West Harlem Environmental Action, Inc. (WE ACT)
Peggy M. Shepard, Co-Founder & Executive Director
The West Harlem Environmental Action (WE ACT) is dedicated to securing environmental justice in communities of color. WE ACT informs, trains, and mobilizes the predominately African American and Latino/a residents of Northern Manhattan on issues that affect environmental quality of life such as air, water and indoor pollution, land use, sanitation, transportation, historic preservation and citizen participation in policy making. WE ACT educated about the interconnectedness of these issues, lobbies governmental agencies and organizes demonstrations.

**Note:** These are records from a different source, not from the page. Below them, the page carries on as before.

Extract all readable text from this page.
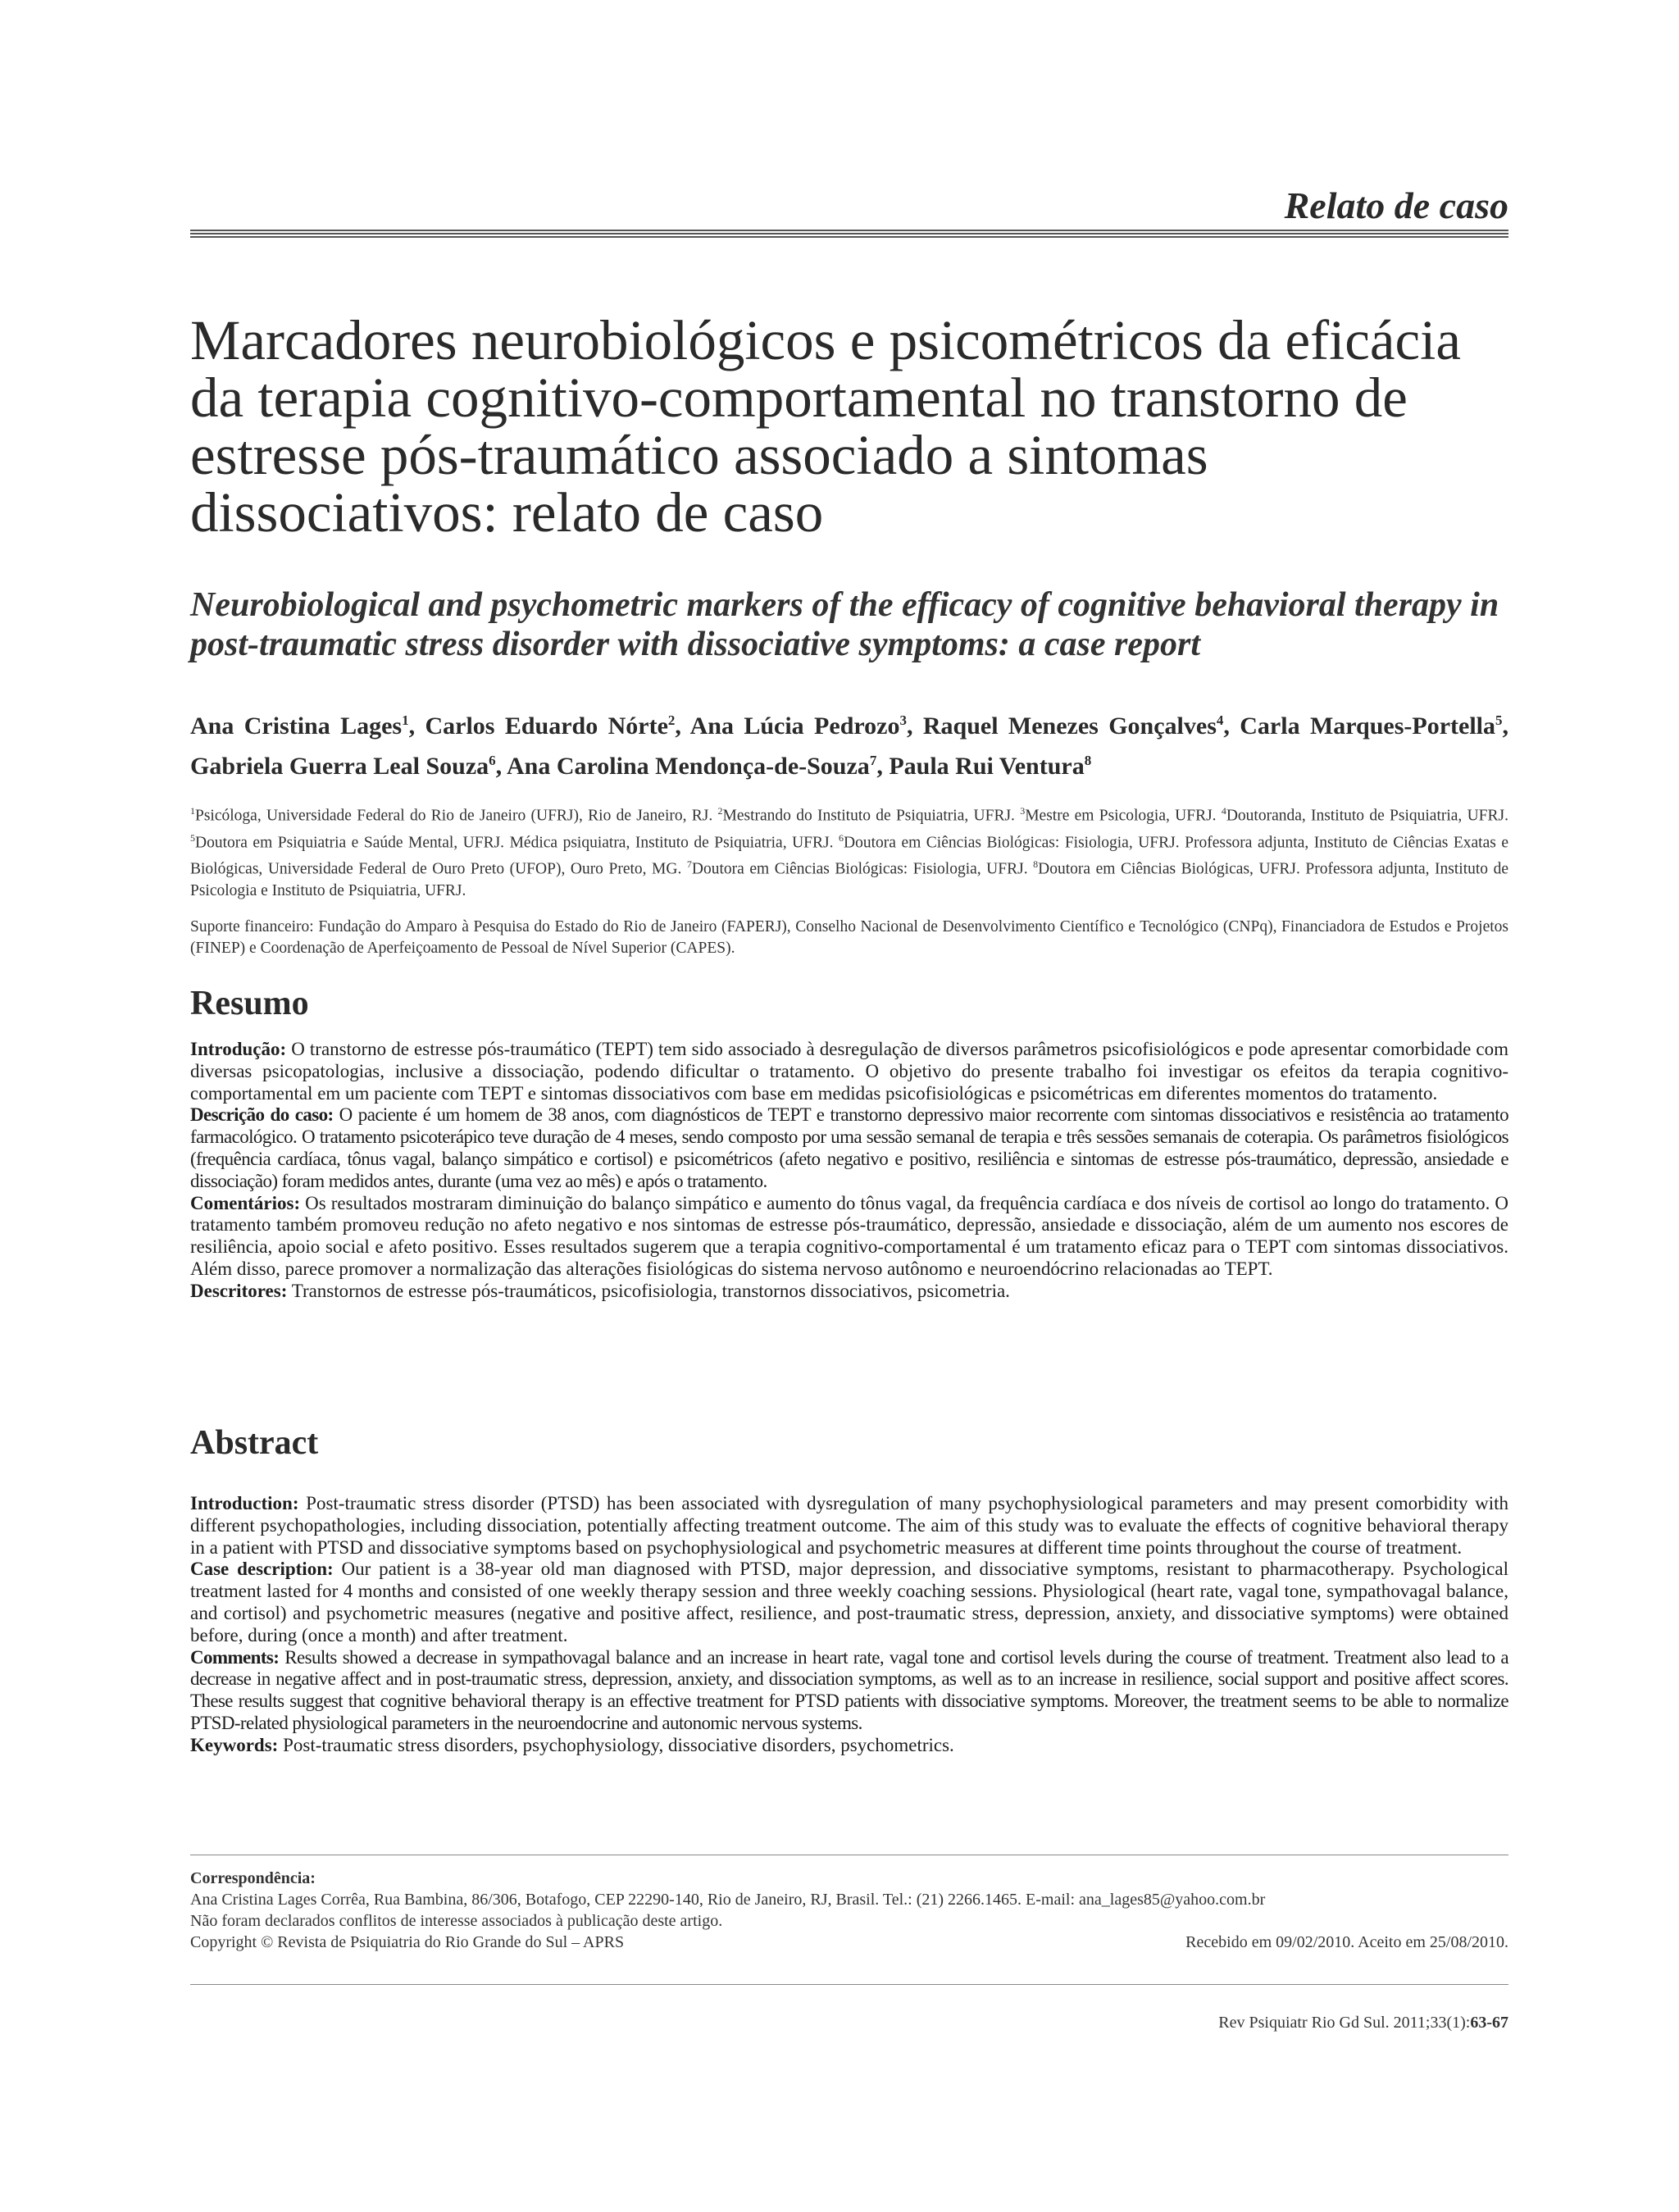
Relato de caso
Marcadores neurobiológicos e psicométricos da eficácia da terapia cognitivo-comportamental no transtorno de estresse pós-traumático associado a sintomas dissociativos: relato de caso
Neurobiological and psychometric markers of the efficacy of cognitive behavioral therapy in post-traumatic stress disorder with dissociative symptoms: a case report
Ana Cristina Lages$^1$, Carlos Eduardo Nórte$^2$, Ana Lúcia Pedrozo$^3$, Raquel Menezes Gonçalves$^4$, Carla Marques-Portella$^5$, Gabriela Guerra Leal Souza$^6$, Ana Carolina Mendonça-de-Souza$^7$, Paula Rui Ventura$^8$
$^1$Psicóloga, Universidade Federal do Rio de Janeiro (UFRJ), Rio de Janeiro, RJ. $^2$Mestrando do Instituto de Psiquiatria, UFRJ. $^3$Mestre em Psicologia, UFRJ. $^4$Doutoranda, Instituto de Psiquiatria, UFRJ. $^5$Doutora em Psiquiatria e Saúde Mental, UFRJ. Médica psiquiatra, Instituto de Psiquiatria, UFRJ. $^6$Doutora em Ciências Biológicas: Fisiologia, UFRJ. Professora adjunta, Instituto de Ciências Exatas e Biológicas, Universidade Federal de Ouro Preto (UFOP), Ouro Preto, MG. $^7$Doutora em Ciências Biológicas: Fisiologia, UFRJ. $^8$Doutora em Ciências Biológicas, UFRJ. Professora adjunta, Instituto de Psicologia e Instituto de Psiquiatria, UFRJ.
Suporte financeiro: Fundação do Amparo à Pesquisa do Estado do Rio de Janeiro (FAPERJ), Conselho Nacional de Desenvolvimento Científico e Tecnológico (CNPq), Financiadora de Estudos e Projetos (FINEP) e Coordenação de Aperfeiçoamento de Pessoal de Nível Superior (CAPES).
Resumo

Introdução: O transtorno de estresse pós-traumático (TEPT) tem sido associado à desregulação de diversos parâmetros psicofisiológicos e pode apresentar comorbidade com diversas psicopatologias, inclusive a dissociação, podendo dificultar o tratamento. O objetivo do presente trabalho foi investigar os efeitos da terapia cognitivo-comportamental em um paciente com TEPT e sintomas dissociativos com base em medidas psicofisiológicas e psicométricas em diferentes momentos do tratamento.

Descrição do caso: O paciente é um homem de 38 anos, com diagnósticos de TEPT e transtorno depressivo maior recorrente com sintomas dissociativos e resistência ao tratamento farmacológico. O tratamento psicoterápico teve duração de 4 meses, sendo composto por uma sessão semanal de terapia e três sessões semanais de coterapia. Os parâmetros fisiológicos (frequência cardíaca, tônus vagal, balanço simpático e cortisol) e psicométricos (afeto negativo e positivo, resiliência e sintomas de estresse pós-traumático, depressão, ansiedade e dissociação) foram medidos antes, durante (uma vez ao mês) e após o tratamento.

Comentários: Os resultados mostraram diminuição do balanço simpático e aumento do tônus vagal, da frequência cardíaca e dos níveis de cortisol ao longo do tratamento. O tratamento também promoveu redução no afeto negativo e nos sintomas de estresse pós-traumático, depressão, ansiedade e dissociação, além de um aumento nos escores de resiliência, apoio social e afeto positivo. Esses resultados sugerem que a terapia cognitivo-comportamental é um tratamento eficaz para o TEPT com sintomas dissociativos. Além disso, parece promover a normalização das alterações fisiológicas do sistema nervoso autônomo e neuroendócrino relacionadas ao TEPT.

Descritores: Transtornos de estresse pós-traumáticos, psicofisiologia, transtornos dissociativos, psicometria.

Abstract

Introduction: Post-traumatic stress disorder (PTSD) has been associated with dysregulation of many psychophysiological parameters and may present comorbidity with different psychopathologies, including dissociation, potentially affecting treatment outcome. The aim of this study was to evaluate the effects of cognitive behavioral therapy in a patient with PTSD and dissociative symptoms based on psychophysiological and psychometric measures at different time points throughout the course of treatment.

Case description: Our patient is a 38-year old man diagnosed with PTSD, major depression, and dissociative symptoms, resistant to pharmacotherapy. Psychological treatment lasted for 4 months and consisted of one weekly therapy session and three weekly coaching sessions. Physiological (heart rate, vagal tone, sympathovagal balance, and cortisol) and psychometric measures (negative and positive affect, resilience, and post-traumatic stress, depression, anxiety, and dissociative symptoms) were obtained before, during (once a month) and after treatment.

Comments: Results showed a decrease in sympathovagal balance and an increase in heart rate, vagal tone and cortisol levels during the course of treatment. Treatment also lead to a decrease in negative affect and in post-traumatic stress, depression, anxiety, and dissociation symptoms, as well as to an increase in resilience, social support and positive affect scores. These results suggest that cognitive behavioral therapy is an effective treatment for PTSD patients with dissociative symptoms. Moreover, the treatment seems to be able to normalize PTSD-related physiological parameters in the neuroendocrine and autonomic nervous systems.

Keywords: Post-traumatic stress disorders, psychophysiology, dissociative disorders, psychometrics.

Correspondência:
Ana Cristina Lages Corrêa, Rua Bambina, 86/306, Botafogo, CEP 22290-140, Rio de Janeiro, RJ, Brasil. Tel.: (21) 2266.1465. E-mail: ana_lages85@yahoo.com.br
Não foram declarados conflitos de interesse associados à publicação deste artigo.
Copyright © Revista de Psiquiatria do Rio Grande do Sul – APRS	Recebido em 09/02/2010. Aceito em 25/08/2010.
Rev Psiquiatr Rio Gd Sul. 2011;33(1):63-67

WE ACT emerged out of a struggle against the North River Sewage Treatment Plant, a $2 billion dollar facility approved by New York City in the 1960s and fraught with problems from the beginning. We ACT and other residents sued the City for operating a nuisance, and in 1993, the City settled and put $1.1 million in a fund to address community concerns. West Harlem has also been a dumping ground for other ecological hazards. Diesel bus fumes from 2,000 buses housed in the area inflict life-threatening pollution and drive the alarming asthma epidemic. In 1998 WE ACT successfully lobbied for the conversion to natural gas at one depot.
WE ACT also train youth, publishes a bilingual newspaper and is involved in a community planning process to convert the abandoned piers in Harlem into a vibrant waterfront park.